Er fühlte sich sicher. Spürte, wie ihn Energie durchpulste und wie seine Sinne sogar in Regionen vordrangen, die er vorher nie erahnt hatte. Er registrierte sie: die Lebensimpulse dort draußen in der Weite. Er erlebte ein Gefühl der Erhabenheit über sie. Sogar ein Gefühl dafür, sie beeinflussen zu können, sie für seine Zwecke nutzbar zu machen. Und vor allem spürte er, wie sie ihm die Richtung vorgab: seine Aufgabe.

Der Tag ging zur Neige. Farben schwanden, Dunkelheit kam.

Es war so weit. Er nahm die Menschenhäute, die er zuvor an Ästen getrocknet hatte, und wickelte sie um sich wie eine schützende Hülle. Er spürte ihr Gewicht, das geringe Gewicht, das vom Leben übrig bleibt. Er watete in den See, tauchte in sein Dunkel. Als er wenig später aus dem Wasser hervorkam, trug er einen Mantel, der eine intensive blaue Farbe besaß.

Weich und geschmeidig fiel der Mantel um seinen schlanken Leib.

 

 

Tristan stieg die Anhöhen hinauf bis zu einer Kalksteinnase, die wie der Bug eines versteinerten Schiffes aus dem Wald herausragte. Von dort schaute er hinab ins Tal, wo die Lichter des Freiburger Stadtteils Günterstal glommen. Mit seinen überfeinen Sinnen hörte er die Stimmen von dort unten wie einen säuselnden Wind in seinen Ohren. Spürte die Rastlosigkeit menschlicher Herzschläge. Seine Augen weiteten sich, waren auf der Suche. Bis seine Blicke Einlass fanden in Häuser und Träume. Und dann wurden sie fündig. Verborgen in einer Gasse war das Schaufenster eines winzigen Geschäftes. Tristan lächelte. Wie die anderen Läden hatte das Geschäft bereits geschlossen, aber ein schummriges Licht brannte darin.
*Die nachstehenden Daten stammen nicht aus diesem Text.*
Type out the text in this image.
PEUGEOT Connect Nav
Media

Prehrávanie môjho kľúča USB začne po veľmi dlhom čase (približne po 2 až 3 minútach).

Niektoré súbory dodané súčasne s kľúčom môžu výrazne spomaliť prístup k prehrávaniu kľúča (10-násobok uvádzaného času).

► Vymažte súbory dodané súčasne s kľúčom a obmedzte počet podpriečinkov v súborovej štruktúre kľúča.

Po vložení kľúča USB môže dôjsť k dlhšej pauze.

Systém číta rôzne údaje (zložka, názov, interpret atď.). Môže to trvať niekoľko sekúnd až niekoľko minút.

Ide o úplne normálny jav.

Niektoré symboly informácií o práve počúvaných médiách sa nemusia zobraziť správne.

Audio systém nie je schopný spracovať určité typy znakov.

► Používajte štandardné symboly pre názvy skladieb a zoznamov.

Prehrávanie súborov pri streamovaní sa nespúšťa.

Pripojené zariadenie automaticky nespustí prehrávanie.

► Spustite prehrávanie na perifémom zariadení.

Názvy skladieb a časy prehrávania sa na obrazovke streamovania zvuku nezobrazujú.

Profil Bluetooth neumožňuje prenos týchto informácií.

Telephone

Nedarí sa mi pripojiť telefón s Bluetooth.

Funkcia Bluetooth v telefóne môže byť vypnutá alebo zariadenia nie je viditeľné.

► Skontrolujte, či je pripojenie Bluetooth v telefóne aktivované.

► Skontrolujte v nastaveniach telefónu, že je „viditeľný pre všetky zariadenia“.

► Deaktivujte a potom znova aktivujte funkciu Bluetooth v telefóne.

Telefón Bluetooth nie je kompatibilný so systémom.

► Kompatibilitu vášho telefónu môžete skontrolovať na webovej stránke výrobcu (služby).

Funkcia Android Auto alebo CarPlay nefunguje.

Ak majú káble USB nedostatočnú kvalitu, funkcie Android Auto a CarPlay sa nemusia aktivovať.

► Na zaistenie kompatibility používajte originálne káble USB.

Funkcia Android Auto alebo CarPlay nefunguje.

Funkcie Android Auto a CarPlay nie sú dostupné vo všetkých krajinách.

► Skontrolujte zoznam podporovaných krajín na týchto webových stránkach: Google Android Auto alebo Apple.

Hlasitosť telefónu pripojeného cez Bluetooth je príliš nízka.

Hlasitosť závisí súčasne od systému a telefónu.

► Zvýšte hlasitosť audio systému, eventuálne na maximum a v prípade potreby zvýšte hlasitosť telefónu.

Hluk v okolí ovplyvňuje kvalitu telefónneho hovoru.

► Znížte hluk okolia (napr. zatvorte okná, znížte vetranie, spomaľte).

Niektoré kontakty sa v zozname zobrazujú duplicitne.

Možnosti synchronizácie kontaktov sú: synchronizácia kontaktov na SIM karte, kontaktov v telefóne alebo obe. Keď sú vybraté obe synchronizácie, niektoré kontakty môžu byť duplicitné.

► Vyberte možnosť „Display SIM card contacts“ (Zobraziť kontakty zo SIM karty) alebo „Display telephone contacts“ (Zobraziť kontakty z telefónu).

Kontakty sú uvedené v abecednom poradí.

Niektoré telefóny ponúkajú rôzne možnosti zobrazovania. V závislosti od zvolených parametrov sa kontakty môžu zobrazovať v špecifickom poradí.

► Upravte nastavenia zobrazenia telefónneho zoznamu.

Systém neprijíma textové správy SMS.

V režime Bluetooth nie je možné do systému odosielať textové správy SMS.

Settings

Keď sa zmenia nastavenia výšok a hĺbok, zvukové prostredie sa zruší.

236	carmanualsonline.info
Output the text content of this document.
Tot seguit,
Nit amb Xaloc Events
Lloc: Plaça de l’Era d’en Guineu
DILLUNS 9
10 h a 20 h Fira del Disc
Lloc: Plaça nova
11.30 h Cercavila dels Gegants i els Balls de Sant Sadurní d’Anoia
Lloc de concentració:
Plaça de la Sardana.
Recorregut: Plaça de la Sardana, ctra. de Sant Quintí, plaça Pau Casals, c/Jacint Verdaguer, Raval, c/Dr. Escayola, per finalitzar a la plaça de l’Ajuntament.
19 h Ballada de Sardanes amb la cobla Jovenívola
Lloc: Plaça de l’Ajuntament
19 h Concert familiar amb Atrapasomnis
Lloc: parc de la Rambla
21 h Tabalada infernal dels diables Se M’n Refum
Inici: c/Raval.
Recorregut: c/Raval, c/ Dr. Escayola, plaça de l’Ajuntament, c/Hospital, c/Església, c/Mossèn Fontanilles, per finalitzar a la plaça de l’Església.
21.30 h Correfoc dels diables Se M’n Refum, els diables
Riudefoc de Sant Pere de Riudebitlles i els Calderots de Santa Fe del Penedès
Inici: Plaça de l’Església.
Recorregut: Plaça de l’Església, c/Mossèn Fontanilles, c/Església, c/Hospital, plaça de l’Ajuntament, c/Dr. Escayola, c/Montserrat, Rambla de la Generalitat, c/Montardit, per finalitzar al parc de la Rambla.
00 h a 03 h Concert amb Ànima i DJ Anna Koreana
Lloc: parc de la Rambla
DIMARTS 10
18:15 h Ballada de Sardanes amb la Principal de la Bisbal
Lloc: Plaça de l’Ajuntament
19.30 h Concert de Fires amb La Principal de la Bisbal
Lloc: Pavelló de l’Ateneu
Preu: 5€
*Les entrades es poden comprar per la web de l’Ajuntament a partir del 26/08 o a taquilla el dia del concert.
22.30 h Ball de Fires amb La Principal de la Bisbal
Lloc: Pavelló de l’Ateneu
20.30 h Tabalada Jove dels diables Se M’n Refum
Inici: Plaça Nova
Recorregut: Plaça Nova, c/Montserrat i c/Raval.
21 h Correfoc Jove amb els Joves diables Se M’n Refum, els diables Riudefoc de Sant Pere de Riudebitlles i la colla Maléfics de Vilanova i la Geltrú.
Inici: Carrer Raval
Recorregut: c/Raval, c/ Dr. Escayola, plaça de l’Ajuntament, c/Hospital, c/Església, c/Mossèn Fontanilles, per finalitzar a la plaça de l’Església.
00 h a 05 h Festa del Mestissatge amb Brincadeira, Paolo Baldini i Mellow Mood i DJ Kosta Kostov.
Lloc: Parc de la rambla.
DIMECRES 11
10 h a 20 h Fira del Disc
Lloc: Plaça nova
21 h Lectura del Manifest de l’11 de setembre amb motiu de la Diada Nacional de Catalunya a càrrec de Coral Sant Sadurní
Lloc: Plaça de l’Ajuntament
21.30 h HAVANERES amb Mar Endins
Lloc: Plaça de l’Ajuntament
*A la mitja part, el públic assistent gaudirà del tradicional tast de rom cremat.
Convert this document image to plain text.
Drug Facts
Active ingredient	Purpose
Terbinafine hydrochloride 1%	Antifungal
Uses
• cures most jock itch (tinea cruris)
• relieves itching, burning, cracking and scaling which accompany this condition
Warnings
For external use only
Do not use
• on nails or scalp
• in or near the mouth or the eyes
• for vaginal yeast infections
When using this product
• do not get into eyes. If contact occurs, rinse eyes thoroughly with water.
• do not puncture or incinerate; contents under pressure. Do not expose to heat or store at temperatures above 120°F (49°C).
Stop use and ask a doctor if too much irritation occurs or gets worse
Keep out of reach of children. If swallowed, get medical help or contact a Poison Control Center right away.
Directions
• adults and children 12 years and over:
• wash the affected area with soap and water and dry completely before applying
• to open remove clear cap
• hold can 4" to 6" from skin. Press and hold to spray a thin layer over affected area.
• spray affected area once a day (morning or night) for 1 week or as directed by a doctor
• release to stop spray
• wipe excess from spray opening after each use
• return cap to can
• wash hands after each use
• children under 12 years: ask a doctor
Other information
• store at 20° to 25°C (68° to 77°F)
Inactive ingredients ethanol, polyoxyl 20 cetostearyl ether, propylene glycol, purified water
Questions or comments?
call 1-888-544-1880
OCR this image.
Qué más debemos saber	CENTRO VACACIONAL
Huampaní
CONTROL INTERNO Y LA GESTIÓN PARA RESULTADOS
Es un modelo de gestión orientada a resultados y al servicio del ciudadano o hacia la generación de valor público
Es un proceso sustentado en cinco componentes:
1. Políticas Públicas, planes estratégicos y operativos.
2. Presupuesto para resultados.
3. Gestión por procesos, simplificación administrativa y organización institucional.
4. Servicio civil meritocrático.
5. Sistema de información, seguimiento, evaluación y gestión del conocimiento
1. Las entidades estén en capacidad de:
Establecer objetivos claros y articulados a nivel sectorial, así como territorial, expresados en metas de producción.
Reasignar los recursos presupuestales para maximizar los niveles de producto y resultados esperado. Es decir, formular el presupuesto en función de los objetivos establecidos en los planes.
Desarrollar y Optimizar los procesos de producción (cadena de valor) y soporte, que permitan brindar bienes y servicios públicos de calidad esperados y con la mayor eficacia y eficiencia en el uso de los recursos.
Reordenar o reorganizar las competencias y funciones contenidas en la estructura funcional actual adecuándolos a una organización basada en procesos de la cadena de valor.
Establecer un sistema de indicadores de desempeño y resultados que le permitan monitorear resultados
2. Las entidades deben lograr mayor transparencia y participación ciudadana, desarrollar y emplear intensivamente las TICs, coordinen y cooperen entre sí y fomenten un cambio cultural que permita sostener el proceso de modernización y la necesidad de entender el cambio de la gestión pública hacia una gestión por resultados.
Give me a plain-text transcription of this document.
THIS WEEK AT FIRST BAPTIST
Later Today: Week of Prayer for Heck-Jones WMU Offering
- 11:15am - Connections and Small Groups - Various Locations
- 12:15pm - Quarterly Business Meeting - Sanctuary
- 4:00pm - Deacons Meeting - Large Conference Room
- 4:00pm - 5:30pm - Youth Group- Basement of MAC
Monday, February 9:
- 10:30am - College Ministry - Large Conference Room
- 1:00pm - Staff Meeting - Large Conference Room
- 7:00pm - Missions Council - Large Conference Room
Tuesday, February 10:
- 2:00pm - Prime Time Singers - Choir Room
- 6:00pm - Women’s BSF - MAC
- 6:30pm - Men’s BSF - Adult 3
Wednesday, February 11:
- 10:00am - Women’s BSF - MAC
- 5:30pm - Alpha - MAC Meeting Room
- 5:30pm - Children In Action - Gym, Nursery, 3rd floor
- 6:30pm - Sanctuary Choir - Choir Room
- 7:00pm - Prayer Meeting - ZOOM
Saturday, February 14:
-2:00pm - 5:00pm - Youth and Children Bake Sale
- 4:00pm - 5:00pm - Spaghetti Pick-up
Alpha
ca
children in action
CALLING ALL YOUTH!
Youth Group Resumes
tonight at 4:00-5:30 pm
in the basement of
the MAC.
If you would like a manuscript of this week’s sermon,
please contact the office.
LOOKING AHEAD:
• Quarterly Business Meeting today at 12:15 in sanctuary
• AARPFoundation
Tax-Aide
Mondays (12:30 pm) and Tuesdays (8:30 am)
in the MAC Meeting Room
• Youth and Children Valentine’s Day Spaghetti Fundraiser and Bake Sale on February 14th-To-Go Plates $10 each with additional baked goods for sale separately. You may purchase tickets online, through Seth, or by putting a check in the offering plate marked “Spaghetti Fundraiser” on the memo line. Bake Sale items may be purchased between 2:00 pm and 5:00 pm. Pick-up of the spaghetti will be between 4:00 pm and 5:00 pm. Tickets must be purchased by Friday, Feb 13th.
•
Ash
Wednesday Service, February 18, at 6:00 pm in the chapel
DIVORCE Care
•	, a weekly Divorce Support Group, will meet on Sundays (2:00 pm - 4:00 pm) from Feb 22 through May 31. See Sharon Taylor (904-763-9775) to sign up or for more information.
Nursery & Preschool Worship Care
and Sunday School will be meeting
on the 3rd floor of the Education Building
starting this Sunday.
Und seine Sinne registrierten einen Mann, der dort drinnen hinter einer Theke saß. In seinem Rücken staubige Glasregale, welche die ganze hintere Seite des Ladens einnahmen. Er gefiel ihm gut, dieser Laden. Es gefiel ihm, was es dort zu finden gab. Und ihm gefiel der Mann, der dort saß mit seinen schweißnassen groben Händen. Und seinen Gedanken nachhing. Die haltlos und düster waren. So düster und verabscheuungswürdig.

Tristan Nachtweih lächelte.

5

Die erste Nacht nach ihrer Rückkehr glitt dahin wie ein dunkler Strom. Sie schlief.

Kurzzeitig glaubte sie zurückzusinken in den Schlaf des Todes. In dem das Wort »ich« verschwand, so leise. Und nur ein Funken von Bewusstsein dorthin strebte, wo Taumel war, Stimmen und Lichter. Manchmal – so schien es ihr – war aus diesem Funken für eine kleine Weile ein neues Leben hervorgegangen. Ein Pfad hatte sich geöffnet, den sie nicht kannte.